Google announced several steps to provide the most open and extensible Data Cloud and to promote open standards and interoperability between popular data applications. Some of the most interesting steps are the following:

  • Support for major data formats in the industry, including Apache Iceberg, and soon Delta Lake and Apache Hudi.
  • A new integrated experience in BigQuery for Apache Spark, an open-source query engine.
  • Expanding integrations with many of the most popular enterprise data platforms to help remove barriers between data and give customers more choice and prevent data lock-in.

Snowflake: “Iceberg Tables: Powering Open Standards with Snowflake Innovations” 

Snowflake recently announced Iceberg Tables to combine Snowflake capabilities with the open-source projects Apache Iceberg and Apache Parquet to solve challenges such as control, cost, and interoperability. With Iceberg tables, companies can benefit from the features and performance of Snowflake but can also use open formats, tools outside of Snowflake, or their own cloud storage. 
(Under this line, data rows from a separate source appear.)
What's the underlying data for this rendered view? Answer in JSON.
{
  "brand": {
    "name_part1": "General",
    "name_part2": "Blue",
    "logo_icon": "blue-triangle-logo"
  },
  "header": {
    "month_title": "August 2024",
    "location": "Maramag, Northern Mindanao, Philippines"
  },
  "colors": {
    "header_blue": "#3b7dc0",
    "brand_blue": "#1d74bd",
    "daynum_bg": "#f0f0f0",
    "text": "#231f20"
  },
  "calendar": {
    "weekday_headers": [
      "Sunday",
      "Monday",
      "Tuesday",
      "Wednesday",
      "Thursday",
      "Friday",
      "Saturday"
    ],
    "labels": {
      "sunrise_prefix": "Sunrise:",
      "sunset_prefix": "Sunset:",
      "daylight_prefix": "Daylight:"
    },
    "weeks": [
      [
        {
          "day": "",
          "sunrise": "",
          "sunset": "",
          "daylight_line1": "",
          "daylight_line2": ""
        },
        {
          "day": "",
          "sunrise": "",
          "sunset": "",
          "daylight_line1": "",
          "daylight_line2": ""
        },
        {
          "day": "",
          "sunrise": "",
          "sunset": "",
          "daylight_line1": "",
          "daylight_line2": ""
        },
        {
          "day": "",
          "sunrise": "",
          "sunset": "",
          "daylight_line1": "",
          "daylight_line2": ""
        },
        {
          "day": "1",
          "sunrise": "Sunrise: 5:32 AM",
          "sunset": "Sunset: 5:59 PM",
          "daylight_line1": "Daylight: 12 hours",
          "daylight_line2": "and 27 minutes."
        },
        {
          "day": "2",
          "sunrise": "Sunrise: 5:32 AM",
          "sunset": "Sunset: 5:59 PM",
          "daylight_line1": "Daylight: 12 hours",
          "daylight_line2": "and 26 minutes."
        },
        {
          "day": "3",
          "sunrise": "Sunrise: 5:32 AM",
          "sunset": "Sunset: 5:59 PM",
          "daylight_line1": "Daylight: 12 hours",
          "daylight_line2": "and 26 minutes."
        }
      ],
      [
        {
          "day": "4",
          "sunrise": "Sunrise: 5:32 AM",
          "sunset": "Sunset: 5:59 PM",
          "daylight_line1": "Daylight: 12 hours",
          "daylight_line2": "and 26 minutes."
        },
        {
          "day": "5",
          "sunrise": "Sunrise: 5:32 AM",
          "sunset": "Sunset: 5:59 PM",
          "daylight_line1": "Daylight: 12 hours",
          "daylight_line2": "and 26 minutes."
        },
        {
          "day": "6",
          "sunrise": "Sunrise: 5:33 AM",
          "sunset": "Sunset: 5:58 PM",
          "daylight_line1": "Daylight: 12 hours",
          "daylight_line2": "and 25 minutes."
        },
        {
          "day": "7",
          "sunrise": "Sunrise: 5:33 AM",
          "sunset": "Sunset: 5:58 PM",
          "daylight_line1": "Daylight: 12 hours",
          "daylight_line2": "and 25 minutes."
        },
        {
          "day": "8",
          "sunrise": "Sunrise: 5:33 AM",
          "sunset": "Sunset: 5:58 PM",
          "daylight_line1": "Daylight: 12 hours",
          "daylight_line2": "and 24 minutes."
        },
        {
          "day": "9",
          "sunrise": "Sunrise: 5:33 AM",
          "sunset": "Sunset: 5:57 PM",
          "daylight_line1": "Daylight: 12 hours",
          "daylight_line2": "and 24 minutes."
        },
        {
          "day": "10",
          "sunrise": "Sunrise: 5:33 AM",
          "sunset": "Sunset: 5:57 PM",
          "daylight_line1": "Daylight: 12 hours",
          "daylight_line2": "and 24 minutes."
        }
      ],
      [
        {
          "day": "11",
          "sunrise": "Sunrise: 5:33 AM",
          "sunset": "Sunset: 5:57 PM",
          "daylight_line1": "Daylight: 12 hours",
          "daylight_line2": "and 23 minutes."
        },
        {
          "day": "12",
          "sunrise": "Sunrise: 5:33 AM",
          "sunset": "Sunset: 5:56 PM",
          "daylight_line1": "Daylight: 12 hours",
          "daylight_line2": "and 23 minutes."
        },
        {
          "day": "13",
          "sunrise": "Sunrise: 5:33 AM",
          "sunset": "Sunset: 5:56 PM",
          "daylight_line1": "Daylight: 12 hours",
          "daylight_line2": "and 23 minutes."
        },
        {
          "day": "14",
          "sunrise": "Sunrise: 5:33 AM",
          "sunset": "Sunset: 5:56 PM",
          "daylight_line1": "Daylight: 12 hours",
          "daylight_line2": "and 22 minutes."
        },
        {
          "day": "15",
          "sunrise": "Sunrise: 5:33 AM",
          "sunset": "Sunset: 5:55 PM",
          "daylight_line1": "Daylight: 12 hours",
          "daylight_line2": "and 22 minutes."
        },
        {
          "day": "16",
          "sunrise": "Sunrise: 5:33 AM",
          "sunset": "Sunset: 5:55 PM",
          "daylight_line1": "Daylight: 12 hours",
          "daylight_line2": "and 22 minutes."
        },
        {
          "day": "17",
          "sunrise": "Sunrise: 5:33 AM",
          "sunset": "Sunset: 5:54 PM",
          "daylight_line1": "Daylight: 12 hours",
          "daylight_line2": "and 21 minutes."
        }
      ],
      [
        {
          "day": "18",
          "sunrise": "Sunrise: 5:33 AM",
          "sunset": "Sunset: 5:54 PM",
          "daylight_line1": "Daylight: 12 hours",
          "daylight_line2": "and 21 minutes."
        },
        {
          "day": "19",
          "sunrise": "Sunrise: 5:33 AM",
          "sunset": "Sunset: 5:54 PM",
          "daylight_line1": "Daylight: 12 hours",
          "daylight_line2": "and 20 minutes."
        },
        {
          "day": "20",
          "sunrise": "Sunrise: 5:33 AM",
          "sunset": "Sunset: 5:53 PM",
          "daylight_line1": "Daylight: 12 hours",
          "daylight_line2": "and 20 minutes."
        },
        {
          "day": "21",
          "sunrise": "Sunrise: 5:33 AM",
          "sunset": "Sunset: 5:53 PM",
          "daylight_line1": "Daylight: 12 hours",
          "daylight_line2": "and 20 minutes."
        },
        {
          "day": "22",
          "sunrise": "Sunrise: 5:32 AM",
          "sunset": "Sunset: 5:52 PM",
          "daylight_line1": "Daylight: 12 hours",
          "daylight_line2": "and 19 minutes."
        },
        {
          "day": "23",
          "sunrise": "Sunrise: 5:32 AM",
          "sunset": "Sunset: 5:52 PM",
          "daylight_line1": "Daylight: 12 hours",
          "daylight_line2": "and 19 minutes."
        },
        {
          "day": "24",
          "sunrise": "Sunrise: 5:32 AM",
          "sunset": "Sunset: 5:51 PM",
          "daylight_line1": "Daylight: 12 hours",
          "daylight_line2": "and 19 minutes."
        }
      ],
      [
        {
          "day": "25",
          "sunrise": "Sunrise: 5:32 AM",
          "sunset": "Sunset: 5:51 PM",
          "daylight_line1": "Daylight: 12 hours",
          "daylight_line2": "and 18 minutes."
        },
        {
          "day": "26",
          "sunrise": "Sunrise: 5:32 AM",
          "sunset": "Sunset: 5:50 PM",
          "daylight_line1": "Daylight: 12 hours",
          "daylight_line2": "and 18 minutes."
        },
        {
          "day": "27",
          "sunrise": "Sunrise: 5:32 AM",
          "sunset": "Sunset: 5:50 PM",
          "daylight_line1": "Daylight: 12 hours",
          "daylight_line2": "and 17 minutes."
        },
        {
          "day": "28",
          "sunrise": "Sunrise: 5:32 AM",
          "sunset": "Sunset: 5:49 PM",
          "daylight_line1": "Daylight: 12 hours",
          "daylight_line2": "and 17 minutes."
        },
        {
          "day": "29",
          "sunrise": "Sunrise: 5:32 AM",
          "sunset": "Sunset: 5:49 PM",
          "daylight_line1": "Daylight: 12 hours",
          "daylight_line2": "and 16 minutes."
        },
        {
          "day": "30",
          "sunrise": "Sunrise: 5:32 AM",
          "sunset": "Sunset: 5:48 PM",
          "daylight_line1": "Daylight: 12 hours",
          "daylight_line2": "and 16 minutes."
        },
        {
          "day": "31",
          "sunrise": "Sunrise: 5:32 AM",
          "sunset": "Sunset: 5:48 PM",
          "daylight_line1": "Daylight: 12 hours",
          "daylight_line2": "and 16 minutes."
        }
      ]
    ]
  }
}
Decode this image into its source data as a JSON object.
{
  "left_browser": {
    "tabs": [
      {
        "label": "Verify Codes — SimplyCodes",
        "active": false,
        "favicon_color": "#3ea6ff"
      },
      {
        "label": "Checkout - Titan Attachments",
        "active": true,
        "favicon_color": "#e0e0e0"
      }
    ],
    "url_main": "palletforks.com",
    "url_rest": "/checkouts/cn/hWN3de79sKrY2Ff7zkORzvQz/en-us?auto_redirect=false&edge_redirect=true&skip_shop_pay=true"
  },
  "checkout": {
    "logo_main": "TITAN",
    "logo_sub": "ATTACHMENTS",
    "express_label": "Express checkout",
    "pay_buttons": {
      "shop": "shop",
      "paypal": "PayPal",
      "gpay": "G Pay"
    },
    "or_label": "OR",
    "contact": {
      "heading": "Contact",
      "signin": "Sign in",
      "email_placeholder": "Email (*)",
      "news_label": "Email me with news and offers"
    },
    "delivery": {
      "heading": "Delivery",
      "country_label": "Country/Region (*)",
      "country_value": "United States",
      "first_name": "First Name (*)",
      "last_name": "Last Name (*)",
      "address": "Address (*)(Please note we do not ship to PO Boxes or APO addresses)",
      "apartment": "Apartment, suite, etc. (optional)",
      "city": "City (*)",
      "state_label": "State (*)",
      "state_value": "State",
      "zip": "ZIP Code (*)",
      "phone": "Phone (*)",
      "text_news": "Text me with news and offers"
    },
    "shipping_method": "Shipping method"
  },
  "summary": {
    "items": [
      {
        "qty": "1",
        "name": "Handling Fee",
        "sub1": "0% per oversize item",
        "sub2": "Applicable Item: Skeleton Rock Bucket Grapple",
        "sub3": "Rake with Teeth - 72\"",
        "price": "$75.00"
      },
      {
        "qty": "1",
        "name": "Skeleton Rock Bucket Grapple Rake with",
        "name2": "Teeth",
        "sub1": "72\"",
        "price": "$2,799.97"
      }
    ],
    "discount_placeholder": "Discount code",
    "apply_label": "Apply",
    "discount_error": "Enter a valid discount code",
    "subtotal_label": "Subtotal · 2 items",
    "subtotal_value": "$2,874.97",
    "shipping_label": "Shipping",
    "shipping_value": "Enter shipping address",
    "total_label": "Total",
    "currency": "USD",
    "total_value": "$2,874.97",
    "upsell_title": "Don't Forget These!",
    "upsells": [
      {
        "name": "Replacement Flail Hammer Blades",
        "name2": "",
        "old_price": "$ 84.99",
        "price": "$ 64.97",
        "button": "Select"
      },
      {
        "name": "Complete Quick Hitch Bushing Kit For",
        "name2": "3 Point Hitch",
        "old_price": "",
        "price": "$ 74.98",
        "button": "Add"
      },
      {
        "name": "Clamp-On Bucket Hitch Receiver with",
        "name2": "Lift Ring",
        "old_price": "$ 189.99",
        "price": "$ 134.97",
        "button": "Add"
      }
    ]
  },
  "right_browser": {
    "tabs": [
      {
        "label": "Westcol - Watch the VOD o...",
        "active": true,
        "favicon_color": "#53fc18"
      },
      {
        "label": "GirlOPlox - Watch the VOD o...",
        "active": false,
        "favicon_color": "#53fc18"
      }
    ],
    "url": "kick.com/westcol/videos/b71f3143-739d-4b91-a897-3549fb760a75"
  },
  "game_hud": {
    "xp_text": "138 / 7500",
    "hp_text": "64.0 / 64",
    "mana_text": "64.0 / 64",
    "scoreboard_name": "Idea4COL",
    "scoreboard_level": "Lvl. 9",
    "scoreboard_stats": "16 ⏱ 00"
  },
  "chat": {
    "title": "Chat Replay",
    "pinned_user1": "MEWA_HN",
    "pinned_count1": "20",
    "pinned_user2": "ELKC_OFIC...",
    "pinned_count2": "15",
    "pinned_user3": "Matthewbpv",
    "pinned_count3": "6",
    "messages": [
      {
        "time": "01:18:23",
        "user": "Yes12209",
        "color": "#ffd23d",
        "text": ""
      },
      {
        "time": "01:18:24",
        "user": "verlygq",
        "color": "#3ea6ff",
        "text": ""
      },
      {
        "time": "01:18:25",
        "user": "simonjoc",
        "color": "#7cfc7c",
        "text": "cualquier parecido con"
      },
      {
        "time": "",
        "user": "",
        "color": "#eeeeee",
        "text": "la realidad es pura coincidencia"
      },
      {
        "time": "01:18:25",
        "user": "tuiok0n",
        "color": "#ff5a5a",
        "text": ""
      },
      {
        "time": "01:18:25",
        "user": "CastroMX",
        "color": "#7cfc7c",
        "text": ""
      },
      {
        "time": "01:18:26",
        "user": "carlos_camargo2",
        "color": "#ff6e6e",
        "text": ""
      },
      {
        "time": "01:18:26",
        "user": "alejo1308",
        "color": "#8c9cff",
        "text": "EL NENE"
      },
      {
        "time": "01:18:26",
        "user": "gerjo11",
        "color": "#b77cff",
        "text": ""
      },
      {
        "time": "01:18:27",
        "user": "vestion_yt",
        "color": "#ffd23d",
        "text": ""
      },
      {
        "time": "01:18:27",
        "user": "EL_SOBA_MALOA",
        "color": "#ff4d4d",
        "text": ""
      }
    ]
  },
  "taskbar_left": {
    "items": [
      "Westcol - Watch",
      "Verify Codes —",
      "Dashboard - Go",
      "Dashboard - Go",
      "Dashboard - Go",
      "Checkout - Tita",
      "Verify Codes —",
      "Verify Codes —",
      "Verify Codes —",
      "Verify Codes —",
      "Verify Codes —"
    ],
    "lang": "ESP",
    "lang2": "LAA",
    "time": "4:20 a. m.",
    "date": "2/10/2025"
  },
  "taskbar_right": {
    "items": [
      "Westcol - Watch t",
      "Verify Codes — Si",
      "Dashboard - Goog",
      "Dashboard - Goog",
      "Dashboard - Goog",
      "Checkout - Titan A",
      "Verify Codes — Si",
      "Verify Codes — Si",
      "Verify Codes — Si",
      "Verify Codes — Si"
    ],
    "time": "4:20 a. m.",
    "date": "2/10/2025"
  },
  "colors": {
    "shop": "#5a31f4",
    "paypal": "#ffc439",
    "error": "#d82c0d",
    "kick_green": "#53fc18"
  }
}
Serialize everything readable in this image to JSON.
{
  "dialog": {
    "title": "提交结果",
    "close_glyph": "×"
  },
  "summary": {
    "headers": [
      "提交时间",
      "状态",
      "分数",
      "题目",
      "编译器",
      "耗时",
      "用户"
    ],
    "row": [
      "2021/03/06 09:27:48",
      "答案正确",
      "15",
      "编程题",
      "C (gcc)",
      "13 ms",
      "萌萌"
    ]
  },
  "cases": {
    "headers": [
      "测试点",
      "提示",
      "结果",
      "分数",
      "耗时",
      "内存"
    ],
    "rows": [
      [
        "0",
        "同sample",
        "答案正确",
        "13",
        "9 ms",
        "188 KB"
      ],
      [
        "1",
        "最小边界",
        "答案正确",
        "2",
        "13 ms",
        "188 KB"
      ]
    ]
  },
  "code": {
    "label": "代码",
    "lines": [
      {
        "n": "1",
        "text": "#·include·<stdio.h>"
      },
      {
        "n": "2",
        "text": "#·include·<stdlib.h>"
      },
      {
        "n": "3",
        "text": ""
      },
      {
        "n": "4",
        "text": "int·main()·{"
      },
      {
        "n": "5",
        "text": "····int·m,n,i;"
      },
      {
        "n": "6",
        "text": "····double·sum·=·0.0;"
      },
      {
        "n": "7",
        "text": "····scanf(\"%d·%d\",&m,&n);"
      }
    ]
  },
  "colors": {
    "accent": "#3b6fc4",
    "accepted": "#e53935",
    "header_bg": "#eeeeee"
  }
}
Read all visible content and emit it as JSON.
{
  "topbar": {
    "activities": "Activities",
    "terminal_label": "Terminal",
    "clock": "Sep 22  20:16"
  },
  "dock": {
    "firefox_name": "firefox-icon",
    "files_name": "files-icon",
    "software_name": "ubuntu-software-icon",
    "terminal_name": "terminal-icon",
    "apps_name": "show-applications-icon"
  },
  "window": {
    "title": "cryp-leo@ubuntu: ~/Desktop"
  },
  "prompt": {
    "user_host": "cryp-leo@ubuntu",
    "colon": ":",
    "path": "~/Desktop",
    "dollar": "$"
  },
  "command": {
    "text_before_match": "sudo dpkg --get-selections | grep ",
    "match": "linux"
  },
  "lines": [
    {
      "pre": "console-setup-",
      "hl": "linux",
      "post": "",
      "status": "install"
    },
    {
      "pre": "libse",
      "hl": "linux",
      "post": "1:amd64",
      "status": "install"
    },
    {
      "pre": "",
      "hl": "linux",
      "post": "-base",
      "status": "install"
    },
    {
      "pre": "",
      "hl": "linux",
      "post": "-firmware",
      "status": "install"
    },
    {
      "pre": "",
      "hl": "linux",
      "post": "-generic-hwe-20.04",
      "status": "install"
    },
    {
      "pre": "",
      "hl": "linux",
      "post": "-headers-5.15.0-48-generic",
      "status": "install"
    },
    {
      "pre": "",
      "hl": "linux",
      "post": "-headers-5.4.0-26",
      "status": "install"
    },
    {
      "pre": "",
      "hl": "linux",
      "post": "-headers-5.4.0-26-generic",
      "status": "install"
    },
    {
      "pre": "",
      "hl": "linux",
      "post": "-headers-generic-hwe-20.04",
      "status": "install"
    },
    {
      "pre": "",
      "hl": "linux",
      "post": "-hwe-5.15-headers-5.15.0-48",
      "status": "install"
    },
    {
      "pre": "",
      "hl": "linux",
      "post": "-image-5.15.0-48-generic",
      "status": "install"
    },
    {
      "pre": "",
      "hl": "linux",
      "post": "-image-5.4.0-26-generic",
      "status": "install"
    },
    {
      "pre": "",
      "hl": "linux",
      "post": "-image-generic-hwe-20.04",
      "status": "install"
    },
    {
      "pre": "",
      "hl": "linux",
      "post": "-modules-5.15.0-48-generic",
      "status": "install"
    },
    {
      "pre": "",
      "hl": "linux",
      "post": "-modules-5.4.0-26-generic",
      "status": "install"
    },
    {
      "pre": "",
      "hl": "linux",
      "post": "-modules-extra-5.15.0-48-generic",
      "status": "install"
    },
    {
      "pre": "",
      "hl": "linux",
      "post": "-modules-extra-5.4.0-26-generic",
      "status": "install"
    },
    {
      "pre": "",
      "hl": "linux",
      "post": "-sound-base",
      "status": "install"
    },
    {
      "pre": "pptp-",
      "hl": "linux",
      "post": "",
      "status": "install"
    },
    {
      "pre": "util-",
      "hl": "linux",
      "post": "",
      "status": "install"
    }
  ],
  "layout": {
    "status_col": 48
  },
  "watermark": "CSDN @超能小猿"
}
To put that into perspective. We just read the announcements of two leading providers of proprietary cloud data warehouses that they are opening their systems. This is remarkable because having customers and their data locked in solutions is an excellent business for those providers.

Why is this happening, and why are players such as Google and Snowflake joining the movement toward an open data ecosystem?

Why we need an open data ecosystem

Digital transformation is held back by challenges that can only be tackled and solved with an open approach. Companies have a significant part of data use cases where proprietary warehouse solutions are not well suited. Those include complex and machine learning use cases such as demand forecasting or personalized recommendations. Companies also require flexibility to adjust quickly to a fast-changing environment and to take full advantage of all their data. Being dependent on the roadmap of a single provider limits the ability to innovate. If a new provider offers a solution that is ideal for your needs or complements your existing solution, you want to be able to take that opportunity. This interoperability and flexibility are only possible with open standards.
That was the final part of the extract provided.